Tuesday, February 2, 2010

Call to end exclusion of elderly from drug trials

This news story caught my eye because I have become concerned about this very issue over the past six or seven years. In my way of thinking it is important to set up specific drug trials not just for Elders but for children and women too.

In 2003 my mother suffered a closed head injury, and as a result of her fall and the TBI she developed expressive aphasia.

Expressive aphasia is condition  and an acquired disorder of language due to brain damage. Most aphasias and related disorders are due to stroke, head injury, cerebral tumors, or degenerative diseases.  People may lose the ability to produce speech, to comprehend speech, to repeat, and to hear and read words in many nuanced ways. Language difficulties can also be affected by pharmaceutical drugs often over used in faculties that care for Elders.

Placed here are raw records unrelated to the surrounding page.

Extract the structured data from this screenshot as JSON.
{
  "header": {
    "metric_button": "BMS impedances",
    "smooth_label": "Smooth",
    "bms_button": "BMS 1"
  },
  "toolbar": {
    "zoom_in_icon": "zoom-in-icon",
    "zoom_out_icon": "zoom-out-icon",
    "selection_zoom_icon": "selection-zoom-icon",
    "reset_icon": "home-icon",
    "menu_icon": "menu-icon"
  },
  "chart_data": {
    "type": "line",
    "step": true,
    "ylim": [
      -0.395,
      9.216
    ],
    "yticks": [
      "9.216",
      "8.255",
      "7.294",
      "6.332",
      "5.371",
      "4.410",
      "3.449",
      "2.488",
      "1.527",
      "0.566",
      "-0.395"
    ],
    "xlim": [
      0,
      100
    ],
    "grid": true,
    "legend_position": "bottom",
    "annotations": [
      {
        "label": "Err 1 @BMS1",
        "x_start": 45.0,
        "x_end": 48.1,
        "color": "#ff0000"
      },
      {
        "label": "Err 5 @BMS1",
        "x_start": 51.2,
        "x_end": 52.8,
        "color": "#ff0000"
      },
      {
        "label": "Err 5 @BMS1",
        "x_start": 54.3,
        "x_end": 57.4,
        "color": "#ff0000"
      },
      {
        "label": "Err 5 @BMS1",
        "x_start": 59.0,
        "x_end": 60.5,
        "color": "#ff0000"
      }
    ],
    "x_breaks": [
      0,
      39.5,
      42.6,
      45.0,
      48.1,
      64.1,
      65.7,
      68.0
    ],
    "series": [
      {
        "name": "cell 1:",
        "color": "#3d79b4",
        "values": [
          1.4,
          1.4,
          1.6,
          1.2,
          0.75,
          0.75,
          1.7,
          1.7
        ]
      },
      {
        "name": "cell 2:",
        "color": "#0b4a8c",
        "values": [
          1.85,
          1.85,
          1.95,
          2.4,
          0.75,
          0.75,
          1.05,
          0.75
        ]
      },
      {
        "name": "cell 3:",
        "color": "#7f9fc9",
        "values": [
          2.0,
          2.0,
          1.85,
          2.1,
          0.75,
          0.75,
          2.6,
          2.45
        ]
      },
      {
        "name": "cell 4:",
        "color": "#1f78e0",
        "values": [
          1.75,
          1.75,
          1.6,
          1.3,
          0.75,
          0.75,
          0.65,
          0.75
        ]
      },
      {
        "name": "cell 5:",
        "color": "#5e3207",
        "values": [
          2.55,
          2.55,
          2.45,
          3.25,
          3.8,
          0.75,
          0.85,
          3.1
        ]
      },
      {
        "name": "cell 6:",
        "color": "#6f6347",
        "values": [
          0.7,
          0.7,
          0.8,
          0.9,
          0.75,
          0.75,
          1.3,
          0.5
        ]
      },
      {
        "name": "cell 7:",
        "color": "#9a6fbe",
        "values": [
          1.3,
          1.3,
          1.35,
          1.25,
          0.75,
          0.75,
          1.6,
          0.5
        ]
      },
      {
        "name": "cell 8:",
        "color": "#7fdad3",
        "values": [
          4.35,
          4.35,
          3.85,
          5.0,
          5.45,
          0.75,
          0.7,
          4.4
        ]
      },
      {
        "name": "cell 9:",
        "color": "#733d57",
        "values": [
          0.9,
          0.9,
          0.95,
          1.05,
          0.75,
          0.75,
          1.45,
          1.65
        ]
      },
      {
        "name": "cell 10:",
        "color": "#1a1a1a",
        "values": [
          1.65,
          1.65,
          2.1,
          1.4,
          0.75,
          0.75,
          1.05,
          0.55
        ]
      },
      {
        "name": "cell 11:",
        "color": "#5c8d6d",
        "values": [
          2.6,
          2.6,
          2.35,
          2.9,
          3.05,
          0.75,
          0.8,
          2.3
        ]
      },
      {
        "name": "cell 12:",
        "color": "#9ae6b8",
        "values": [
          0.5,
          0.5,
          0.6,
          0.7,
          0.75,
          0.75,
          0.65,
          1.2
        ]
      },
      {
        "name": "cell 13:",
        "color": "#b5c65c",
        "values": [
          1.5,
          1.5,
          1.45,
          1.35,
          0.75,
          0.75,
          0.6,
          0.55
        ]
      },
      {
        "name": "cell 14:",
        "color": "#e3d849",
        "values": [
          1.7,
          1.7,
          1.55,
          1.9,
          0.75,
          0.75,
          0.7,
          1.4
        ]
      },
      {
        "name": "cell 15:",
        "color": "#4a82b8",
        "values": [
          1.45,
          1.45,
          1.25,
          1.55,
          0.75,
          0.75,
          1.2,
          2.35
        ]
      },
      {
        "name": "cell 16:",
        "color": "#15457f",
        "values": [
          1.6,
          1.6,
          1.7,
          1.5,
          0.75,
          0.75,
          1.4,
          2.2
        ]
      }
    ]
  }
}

Speech and language therapy is the mainstay of care for people with with aphasia. The timing and nature of the interventions for aphasia vary widely. Blinded studies are limited, and recovery of many degrees is expected.  Studies also indicate that speech and language therapy does improve clinical outcomes in aphasia, but individualized programs are important. 

The potential for functional recovery from primarily expressive aphasia after stroke is excellent. A neurologist should be key in evaluation and care, as well as speech therapy.

After her injury, my mother was placed in a 5 Star facility in Naples, Florida.  She was loaded up with an over abundance of psychotropic drugs, including  Zyprexa, yet did not have a neurologist or speech therapy prescribed.

Zyprexa is questionable for the elderly, especially for use in elderly women, and it can precipitate diabetes.  The case in point is that regardless of the number of drugs prescribed, and failure of the center to evaluate the drugs for interaction, no one except me questioned the use of this drug in my mother's care.  Zyprexa has an unusually difficult time being excreted by older women and as a result has a longer half-life.

Another drug being given to my mother, not prescribed by a neurologist, was Neurontin, and it is implicated in the development of impaired speech. And yet another one of the several SSRIs perscribed has a known side effect of suicidal thinking.  My mother tried to jump out of a window.  The outcome: more drugs to sedate her further.

The house psychiatrist diagnosed my mother as depressed.  Yet when I asked how he diagnosed her with the aphasia, he could not answer.  He just prescribed more drugs.

I contacted a colleague in the pharmaceutical research section dealing with psychotropic durgs at the FDA for an opinion on the list of drugs prescribed to my mother.  He was shocked, and especially noted the severe issues indicated by the drug interaction profile.

The care center supplying pharmacy never conducted a thorough interaction profile. 
The attending GP, a whining DO from a near by town, most likely interested in the Medicare reimbursement more than my mother's condition, whined to my brother after I talked with him, saying he did not like the questions I was asking.

The director of nursing threatened forced relocation if my mother was taken off any of the drugs.  Since the bill went to Medicare I am sure reimbursement was more the concern than my mother's well being.  And of course there is the issue of staff convenience.

Well, my mother died last summer.  She won't be forced now to take any more drugs, but for six years which must have been agonizing for her, she was over drugged and could not communicate.

My little brother, who held POA, a player in the insurance/finance business, made absolutely no effort to see that my mother was taken to a nationally recognized neurologist in Naples.  Nor would acknowledge my concerns over the drugs and her treatment.  He failed to get her even the most clearly established care for  the aphasia, but was concerned over the cost of the drugs.